La película de Pablo Larraín no es estrictamente una biopic: Spencer es un instante de esa vida, las 72 horas que duró la celebración de navidad en 1991. Tres días de Lady Di, eso es todo.
“Tiene que haber dos Dianas, la auténtica y la fotografiada”. La película adopta la forma del pedido que Carlos le hace a la princesa en una de las escenas: es un relato partido en dos.
Spencer juega entre antagonismos: la libertad y el encierro, la verdad y la apariencia, la carretera y el palacio, el tiempo preciso y la demora, la autonomía y la dependencia, la pulcritud y lo sucio, la inanición y la voracidad, lo sano y lo enfermo.
El desafío para el director, entre esos binomios, es hacernos aborrecer toda la belleza precisa propia de la realeza y abrazar el desborde en el que nos ofrece a la princesa rota.
“Dónde carajo estoy”, es lo primero que escuchamos decir a Diana en la boca de Kristen Stewart. La película empieza con la princesa perdida manejando su auto sin custodia, sola, intentando llegar a tiempo a esos tres días de navidad en la residencia real.
“Nadie está por encima de la tradición”, le dicen a Diana al llegar, cuando se rehúsa a subirse a una balanza en la que quedará asentado el peso de los asistentes y que deberán superar por dos kilos al retirarse.
Nadie está por encima de la tradición, u otro modo de decir que el pasado siempre se impondrá sobre el futuro. Aquí no hay futuro, el pasado y el presente son una misma cosa, les dice Diana a sus hijos. Escapar de ese círculo para ella parece imposible.
Lo que nos sumerge de manera definitiva en el ritmo asfixiante de Spencer es la música de Jonny Greenwood. La banda sonora es la gran aliada del director para introducirnos en el universo terrorífico y fantasmal que crea para Diana.
Las imágenes del mar de las escenas finales se encargan de recordarnos que también es necesario respirar. En Spencer el uso narrativo del plano es total. Larraín nos lleva del cenital al detalle como una forma de arrastrarnos de la realeza a la plebe.
Diana come a escondidas y vomita. Se mete varios dedos en la boca y devuelve. Después limpia. Pasa un papel por la tapa del inodoro, se limpia las manos, las comisuras, la ropa, la piel. Come una pastilla: vuelve al grado cero del vómito.

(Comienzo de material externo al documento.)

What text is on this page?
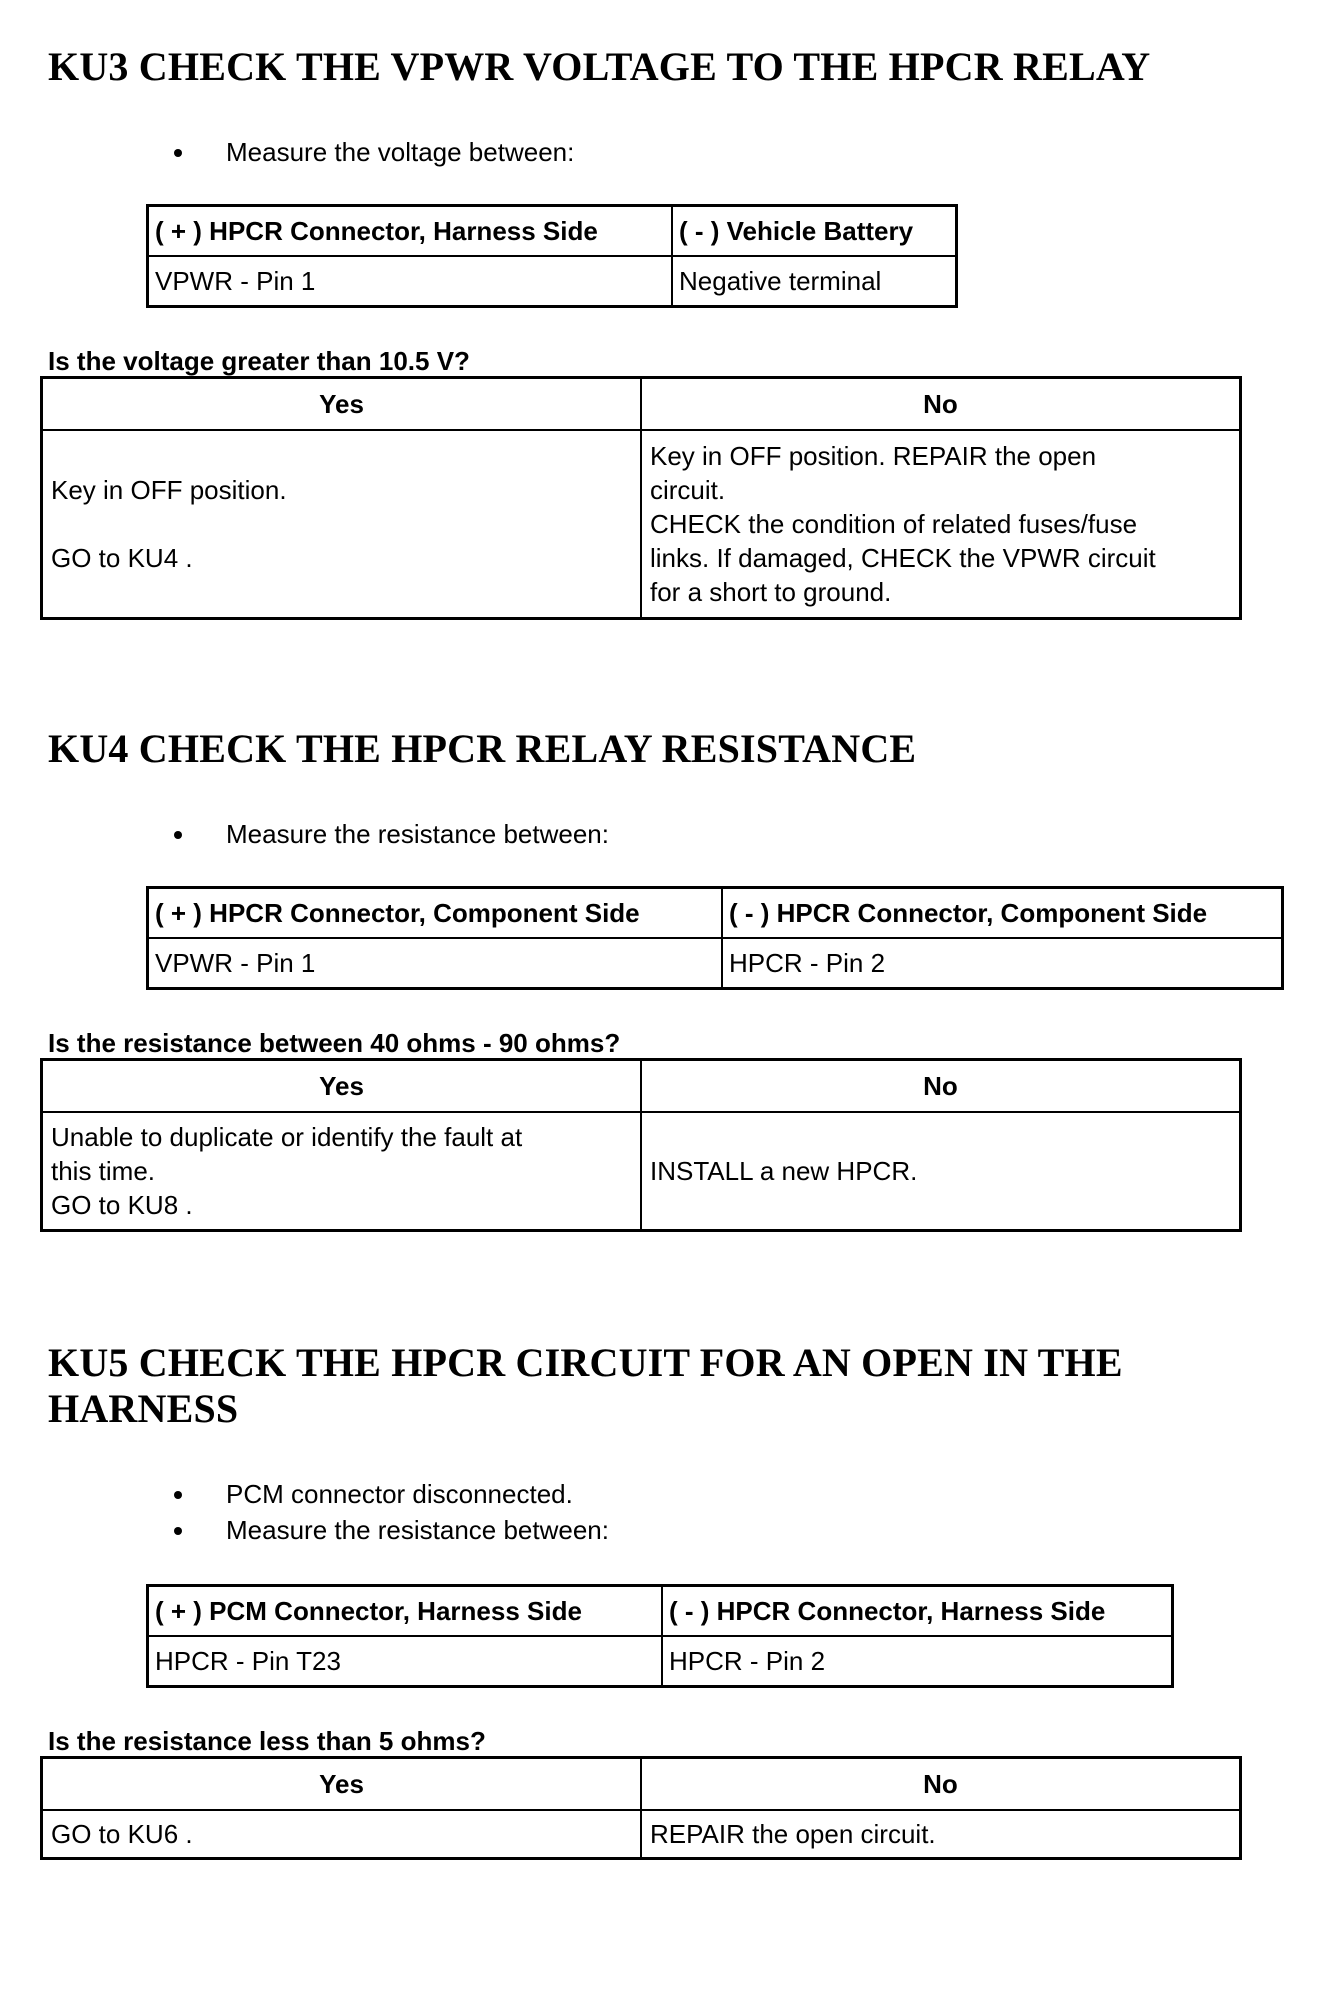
KU3 CHECK THE VPWR VOLTAGE TO THE HPCR RELAY
Measure the voltage between:
( + ) HPCR Connector, Harness Side	( - ) Vehicle Battery
VPWR - Pin 1	Negative terminal

Is the voltage greater than 10.5 V?

Yes	No

Key in OFF position.
GO to KU4 .	Key in OFF position. REPAIR the open
circuit.
CHECK the condition of related fuses/fuse
links. If damaged, CHECK the VPWR circuit
for a short to ground.
KU4 CHECK THE HPCR RELAY RESISTANCE
Measure the resistance between:
( + ) HPCR Connector, Component Side	( - ) HPCR Connector, Component Side
VPWR - Pin 1	HPCR - Pin 2

Is the resistance between 40 ohms - 90 ohms?

Yes	No

Unable to duplicate or identify the fault at
this time.
GO to KU8 .	INSTALL a new HPCR.
KU5 CHECK THE HPCR CIRCUIT FOR AN OPEN IN THE
HARNESS
PCM connector disconnected.
Measure the resistance between:
( + ) PCM Connector, Harness Side	( - ) HPCR Connector, Harness Side
HPCR - Pin T23	HPCR - Pin 2

Is the resistance less than 5 ohms?

Yes	No

GO to KU6 .	REPAIR the open circuit.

A Diana la persigue el fantasma de Ana Bolena, una reina del siglo XVI decapitada por incesto, traición y adulterio. La alucina, se espeja y le teme. La realeza y la condena. La realeza y los espectros. La realeza y el pasado.
Diana y Ana son una sola cosa. La princesa vive a mitad de camino entre la realidad y la alucinación pero los dos mundos se nos muestran pesadillescos.
¿La Diana que retrata Larraín es una víctima? Sí y no. Porque a pesar del sometimiento busca lugares para hackear el protocolo real que la asfixia. Está presa pero encuentra los pliegues en los que desbordarse.
Algunos vitales: hacer trampa a los vestuarios, llegar tarde a las cenas, manejar sola; y otros terribles: condenarse a la inanición, inducirse el vómito una y otra vez, clavarse un alfiler en el brazo hasta sangrar.
Diana se desborda y se rescata. Pero no lo hace sola. Maggie, su estilista y aliada le recuerda algo fundamental para la princesa víctima: tú eres tu propia arma. Pero ser un arma puede significar defenderse y también destruirse.
Spencer es el retrato de una mujer en llamas. Lo interesante aquí es que lo que la incendia no es el control, el asedio, la humillación, el panóptico agobiante en el que vive, sino su insistencia en permanecer ahí.
Los tres días que retrata Spencer son las 72 horas que le toman a Diana escuchar la frase de su amiga Maggie: ellos no van a cambiar, vos tenés que cambiar. Y esa será la llave para nuestra princesa en llamas.